People everywhere dream about the same stuff: A study of 50,000 dream reports by US psychologist Calvin S. Hall and colleagues found that there are remarkable similarities in the way people dream all around the world:

Dreams are usually phantasmagoric: people, places, events and objects tend to merge into one another.

The most common emotion experienced in dreams is anxiety and negative emotions are much more prevalent than positive.

The vast majority of people dream in colour–if you watched monochrome TV growing up, though, you’re more likely to dream in black-and-white.

Only around 10 per cent of dreams are sexual in nature, although the percentage is higher amongst adolescents.

Recording a lucid dream: Recording what happens in the brain during a particular dream is hard. You can put people inside brain scanners while they’re asleep and then ask them afterwards what they dreamed about, but the problem is they don’t know when they dreamed it.

So it ends up being tricky matching up the brain imaging results with a particular dream.

One solution is to use lucid dreamers.
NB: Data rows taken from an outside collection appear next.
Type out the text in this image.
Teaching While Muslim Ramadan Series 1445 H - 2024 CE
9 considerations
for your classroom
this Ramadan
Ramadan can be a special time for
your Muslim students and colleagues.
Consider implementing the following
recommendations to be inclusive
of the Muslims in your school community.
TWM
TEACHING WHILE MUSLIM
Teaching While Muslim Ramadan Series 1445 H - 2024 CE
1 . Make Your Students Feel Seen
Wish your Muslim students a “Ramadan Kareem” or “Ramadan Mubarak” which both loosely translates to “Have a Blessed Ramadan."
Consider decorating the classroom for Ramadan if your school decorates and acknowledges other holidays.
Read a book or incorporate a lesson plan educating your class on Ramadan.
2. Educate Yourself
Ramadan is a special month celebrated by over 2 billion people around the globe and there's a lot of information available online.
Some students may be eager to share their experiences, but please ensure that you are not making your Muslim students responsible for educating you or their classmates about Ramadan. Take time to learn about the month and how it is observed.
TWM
These are people who have trained themselves to be aware of when they are dreaming and who can also take control of their dreams.

A recent study which used lucid dreamers this way found significant overlaps between the activity in the brain during wakefulness and during sleep One of the authors, Michael Czisch, explained: “Our dreams are therefore not a ‘sleep cinema’ in which we merely observe an event passively, but involve activity in the regions of the brain that are relevant to the dream content.”